Irish Scuffling

Irish Scuffling (Irish: Caraoicht Coiler Agus Uile)

The beginning stance is the foundation of the style as well as the origin of its name. The wrestlers face each other, grabbing the elbow with the left hand and the collar area with the right hand. This very stance forced the scufflers to use technique rather than a bull rush on their opponent. The initial “Collar-and-Elbow” grip/tie up could not be intentionally broken and instead must be broken by the opponent.

Once/if the grip is broken, the competitors were then allowed to catch any grip possible. The collar-and-elbow grip also varied depending on the competitors. Which hand gripped which area was strictly preference caused by the competitors dominant side. The beginning of the match was often a test of strategy and balance. The scufflers would try to circle each other clockwise while a series of unbalancing maneuvers, including kicking and tripping, would be played-out by both combatants. This stage of the match could last a very long time, indeed, there are accounts where the standing portion of the match had lasted over an hour.
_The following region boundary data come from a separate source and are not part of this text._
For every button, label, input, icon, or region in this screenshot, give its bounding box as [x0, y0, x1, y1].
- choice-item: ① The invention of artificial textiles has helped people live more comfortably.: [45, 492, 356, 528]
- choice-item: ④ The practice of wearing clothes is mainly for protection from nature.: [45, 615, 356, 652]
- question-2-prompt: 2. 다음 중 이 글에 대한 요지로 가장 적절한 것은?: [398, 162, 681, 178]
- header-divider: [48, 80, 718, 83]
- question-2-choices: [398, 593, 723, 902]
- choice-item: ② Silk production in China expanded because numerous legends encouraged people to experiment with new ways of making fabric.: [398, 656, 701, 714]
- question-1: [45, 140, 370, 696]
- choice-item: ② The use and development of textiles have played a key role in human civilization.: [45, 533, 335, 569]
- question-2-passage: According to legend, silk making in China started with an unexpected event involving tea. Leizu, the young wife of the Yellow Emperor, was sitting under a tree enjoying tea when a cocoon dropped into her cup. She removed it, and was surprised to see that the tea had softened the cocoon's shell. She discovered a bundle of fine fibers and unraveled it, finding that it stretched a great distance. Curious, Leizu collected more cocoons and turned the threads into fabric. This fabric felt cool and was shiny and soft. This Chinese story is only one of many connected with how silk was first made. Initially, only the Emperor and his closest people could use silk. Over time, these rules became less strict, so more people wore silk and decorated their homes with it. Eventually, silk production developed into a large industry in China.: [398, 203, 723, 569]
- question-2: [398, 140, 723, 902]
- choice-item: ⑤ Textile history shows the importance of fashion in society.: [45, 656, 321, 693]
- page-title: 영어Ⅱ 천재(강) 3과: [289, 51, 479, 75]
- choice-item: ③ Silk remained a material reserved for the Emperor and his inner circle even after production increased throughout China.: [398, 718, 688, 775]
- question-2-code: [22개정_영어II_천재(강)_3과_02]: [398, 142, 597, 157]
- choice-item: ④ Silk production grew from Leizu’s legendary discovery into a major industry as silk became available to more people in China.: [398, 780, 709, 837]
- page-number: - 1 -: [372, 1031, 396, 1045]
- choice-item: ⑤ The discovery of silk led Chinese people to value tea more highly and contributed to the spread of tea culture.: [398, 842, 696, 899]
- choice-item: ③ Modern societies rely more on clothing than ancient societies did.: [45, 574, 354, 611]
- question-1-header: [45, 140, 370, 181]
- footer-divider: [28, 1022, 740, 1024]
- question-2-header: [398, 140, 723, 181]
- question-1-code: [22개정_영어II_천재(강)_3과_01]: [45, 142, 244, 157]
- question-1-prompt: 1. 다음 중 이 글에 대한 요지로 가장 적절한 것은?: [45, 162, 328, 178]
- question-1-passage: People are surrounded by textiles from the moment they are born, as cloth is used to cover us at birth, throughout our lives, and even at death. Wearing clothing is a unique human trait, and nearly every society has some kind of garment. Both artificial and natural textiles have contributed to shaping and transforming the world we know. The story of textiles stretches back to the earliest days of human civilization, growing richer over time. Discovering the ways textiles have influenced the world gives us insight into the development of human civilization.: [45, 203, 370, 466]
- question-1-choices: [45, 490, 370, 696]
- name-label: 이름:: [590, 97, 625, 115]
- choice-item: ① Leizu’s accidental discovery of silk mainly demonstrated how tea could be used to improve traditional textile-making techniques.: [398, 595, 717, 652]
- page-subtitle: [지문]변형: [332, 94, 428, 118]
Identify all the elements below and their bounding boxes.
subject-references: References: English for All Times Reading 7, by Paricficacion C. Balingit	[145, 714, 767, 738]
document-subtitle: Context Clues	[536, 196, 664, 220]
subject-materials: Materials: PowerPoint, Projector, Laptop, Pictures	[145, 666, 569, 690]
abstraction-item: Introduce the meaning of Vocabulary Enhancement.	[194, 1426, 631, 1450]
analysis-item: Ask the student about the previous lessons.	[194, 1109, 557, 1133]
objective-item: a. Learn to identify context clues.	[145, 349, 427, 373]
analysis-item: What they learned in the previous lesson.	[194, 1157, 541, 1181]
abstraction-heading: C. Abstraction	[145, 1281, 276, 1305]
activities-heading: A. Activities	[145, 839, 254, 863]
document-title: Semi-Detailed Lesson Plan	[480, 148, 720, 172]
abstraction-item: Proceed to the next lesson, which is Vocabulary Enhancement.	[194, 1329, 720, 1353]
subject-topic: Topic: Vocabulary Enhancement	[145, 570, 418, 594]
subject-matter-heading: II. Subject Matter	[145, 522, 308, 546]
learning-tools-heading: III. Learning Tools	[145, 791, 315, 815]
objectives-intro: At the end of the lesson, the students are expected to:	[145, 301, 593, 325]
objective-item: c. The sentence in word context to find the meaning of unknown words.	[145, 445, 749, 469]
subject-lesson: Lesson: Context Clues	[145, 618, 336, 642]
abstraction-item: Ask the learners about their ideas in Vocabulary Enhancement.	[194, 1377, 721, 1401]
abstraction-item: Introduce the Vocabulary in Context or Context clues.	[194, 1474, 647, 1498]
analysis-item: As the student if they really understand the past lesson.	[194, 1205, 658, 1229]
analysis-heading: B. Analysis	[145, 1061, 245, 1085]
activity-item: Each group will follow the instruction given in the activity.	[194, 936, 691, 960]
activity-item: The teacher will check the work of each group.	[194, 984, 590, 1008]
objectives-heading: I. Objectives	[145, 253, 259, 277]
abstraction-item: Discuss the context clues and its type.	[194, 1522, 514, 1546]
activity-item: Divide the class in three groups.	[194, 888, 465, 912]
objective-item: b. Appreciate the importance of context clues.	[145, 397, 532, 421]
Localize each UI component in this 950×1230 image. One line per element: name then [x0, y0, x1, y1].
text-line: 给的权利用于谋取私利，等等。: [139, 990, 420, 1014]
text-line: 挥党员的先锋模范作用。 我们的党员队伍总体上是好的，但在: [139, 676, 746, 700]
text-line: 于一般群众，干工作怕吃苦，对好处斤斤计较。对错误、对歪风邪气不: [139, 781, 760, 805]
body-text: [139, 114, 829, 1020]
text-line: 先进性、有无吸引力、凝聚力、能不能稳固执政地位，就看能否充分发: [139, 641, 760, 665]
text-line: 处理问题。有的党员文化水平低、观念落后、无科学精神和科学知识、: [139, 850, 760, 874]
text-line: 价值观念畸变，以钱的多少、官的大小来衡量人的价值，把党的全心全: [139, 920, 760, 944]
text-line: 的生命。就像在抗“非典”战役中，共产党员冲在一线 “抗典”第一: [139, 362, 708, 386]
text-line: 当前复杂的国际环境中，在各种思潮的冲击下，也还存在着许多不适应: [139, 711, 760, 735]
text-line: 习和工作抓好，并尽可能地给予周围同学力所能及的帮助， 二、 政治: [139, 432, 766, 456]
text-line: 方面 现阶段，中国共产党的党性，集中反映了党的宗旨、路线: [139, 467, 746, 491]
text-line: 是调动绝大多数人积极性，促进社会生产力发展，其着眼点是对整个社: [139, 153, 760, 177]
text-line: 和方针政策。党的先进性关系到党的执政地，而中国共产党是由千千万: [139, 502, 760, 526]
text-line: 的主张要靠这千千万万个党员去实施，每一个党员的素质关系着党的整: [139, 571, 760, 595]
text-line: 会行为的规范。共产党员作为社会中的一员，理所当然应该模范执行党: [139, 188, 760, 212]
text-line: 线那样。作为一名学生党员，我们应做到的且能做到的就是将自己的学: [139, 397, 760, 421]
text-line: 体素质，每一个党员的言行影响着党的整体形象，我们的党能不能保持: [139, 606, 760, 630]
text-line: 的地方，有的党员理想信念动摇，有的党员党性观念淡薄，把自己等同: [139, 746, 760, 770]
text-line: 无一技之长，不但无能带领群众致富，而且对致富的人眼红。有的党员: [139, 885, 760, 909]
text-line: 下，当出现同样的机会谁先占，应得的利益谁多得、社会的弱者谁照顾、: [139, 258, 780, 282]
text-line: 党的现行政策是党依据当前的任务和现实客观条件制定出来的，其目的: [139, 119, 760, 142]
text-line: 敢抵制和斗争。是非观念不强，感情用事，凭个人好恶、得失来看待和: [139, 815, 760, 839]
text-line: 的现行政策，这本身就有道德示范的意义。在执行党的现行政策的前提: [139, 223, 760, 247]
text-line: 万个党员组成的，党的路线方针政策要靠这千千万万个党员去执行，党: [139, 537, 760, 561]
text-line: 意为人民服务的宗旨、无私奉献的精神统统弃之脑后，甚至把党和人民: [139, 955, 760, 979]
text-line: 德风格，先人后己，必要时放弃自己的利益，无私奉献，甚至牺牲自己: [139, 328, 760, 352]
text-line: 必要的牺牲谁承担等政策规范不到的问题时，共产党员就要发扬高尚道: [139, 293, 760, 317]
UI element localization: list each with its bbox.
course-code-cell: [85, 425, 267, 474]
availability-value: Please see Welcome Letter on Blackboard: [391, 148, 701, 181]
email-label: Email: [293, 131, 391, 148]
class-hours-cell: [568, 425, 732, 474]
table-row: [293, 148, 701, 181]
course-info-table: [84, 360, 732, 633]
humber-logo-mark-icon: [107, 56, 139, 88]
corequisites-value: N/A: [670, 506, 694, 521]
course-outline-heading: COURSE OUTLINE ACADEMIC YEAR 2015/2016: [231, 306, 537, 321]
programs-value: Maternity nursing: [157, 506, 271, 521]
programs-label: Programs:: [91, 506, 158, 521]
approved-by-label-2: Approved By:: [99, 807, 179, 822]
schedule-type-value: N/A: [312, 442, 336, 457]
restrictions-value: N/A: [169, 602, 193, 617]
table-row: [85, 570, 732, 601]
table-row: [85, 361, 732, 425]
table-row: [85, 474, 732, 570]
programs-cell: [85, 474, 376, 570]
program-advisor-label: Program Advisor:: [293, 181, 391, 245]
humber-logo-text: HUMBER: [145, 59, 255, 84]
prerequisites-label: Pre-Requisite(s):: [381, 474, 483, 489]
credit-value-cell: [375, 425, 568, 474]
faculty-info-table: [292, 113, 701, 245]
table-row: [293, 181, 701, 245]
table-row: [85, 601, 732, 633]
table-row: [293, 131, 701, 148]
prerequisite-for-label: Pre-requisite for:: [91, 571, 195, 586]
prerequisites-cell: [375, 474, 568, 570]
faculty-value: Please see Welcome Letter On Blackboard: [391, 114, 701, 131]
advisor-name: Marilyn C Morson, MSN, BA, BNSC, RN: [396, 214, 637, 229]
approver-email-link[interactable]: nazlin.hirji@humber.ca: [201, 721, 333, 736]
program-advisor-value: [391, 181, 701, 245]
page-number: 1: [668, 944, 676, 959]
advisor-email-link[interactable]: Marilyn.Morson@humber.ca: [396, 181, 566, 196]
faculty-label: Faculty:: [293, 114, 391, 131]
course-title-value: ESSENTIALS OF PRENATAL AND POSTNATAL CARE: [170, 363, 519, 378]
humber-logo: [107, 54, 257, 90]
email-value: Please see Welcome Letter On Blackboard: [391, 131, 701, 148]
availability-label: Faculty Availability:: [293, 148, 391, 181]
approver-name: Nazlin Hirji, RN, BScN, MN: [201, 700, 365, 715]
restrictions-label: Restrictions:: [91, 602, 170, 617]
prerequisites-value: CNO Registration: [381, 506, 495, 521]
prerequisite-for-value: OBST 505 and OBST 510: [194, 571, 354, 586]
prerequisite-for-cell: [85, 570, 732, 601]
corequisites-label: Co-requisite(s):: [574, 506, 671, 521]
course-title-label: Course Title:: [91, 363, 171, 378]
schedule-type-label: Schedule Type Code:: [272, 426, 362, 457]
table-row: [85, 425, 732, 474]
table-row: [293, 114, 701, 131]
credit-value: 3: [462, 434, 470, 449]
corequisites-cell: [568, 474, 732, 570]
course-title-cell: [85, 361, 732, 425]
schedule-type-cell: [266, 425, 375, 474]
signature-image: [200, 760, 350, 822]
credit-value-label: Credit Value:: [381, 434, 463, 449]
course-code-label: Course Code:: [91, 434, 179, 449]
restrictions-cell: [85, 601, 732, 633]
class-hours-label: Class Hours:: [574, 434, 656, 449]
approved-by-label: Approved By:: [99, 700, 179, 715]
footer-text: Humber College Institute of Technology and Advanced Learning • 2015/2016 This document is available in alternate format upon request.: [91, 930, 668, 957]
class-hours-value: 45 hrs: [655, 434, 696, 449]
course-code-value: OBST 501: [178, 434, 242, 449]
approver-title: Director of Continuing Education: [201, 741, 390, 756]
Inevitably a take-down would occur. A flying mare or a snap mare was a common takedown. A mare was a throw in which the feet of the thrown opponent actually were higher than his head. Ground wrestling began after one or both of the scufflers hit the ground. Half-nelsons and various grapevines and other ground control techniques were then employed. A match was originally won only when all four points of the body were pinned to the ground for the count of five. Four points meaning both shoulders and both points of the hips. In the late 19th century, the requirement to win was lessened to a three point touch.

The Modern Colonial-Irish style of Collar-and-Elbow has evolveded to feature a wide array of pinning techniques and submissions performed with and without a jacket. A whistle is used to commence and halt a match, victory is gained by a five second pin or surrender by one Scuffler. Victory is awarded by the centre referee only, matches end only in Victory or a Draw, no minor points are given or awarded during the match. Types of Holds (submissions) allowed are decided by agreement on the day of the event according to the skill level of the field.

Many of the techniques had names derived from things found in their work environments. Mares, Windmills, Grapevines, etc.

Common Terms

  • “Scuffler”/”Tripper” – title given to practitioners of Collar-and-Elbow.
  • “Mare” – refers to any throw which causes the opponents feet to go over his head.
  • “Grapevine” – refers to any type of technique which “entangles” the limbs of an opponent.
  • “Grass Down” – refers to an opponent being thrown to the ground.
  • “Points Down” – refers to an opponent being pinned to the ground.

Common Techniques


  • The Trippett – similar to ko uchi gari.
  • The Loose Leg – similar to o uchi gari.
  • Howard’s Hank – similar to ko soto gake.
  • The Flying Hobby – similar to harai tsurikomi ashi.
  • The Buttock – Also called the “Cross Buttock”. Similar to o goshi.
  • Flying Mare – Similar to ippon seoinage
  • Snap Mare – Similar to Flying Mare, only grasping the opponents head rather than arm. Sometimes done on one knee.
  • The Double Touch – Speculated to be a method of blocking an attempted leg sweep.
  • The Blackguard Snatch – Speculated to be more than likely a means of unbalancing than an actual takedown.
  • The Whip (or Irish Whip) – Used alone, it is an unbalancing technique. Also used in combination with a quick leg trip.


  • Collar Sleeper – similar to cross lapel choke.
  • Sleeper Hold – similar to rear naked choke.
  • Nelson and Crotch – Similar to cradle pin.
  • The Bridge – “Bridging Up” refers to being on your back, and pushing yourself up on elbows and feet to prevent pinning and to quickly rise back to feet.
  • The Hip Bump –  a means of rolling an opponent off of you.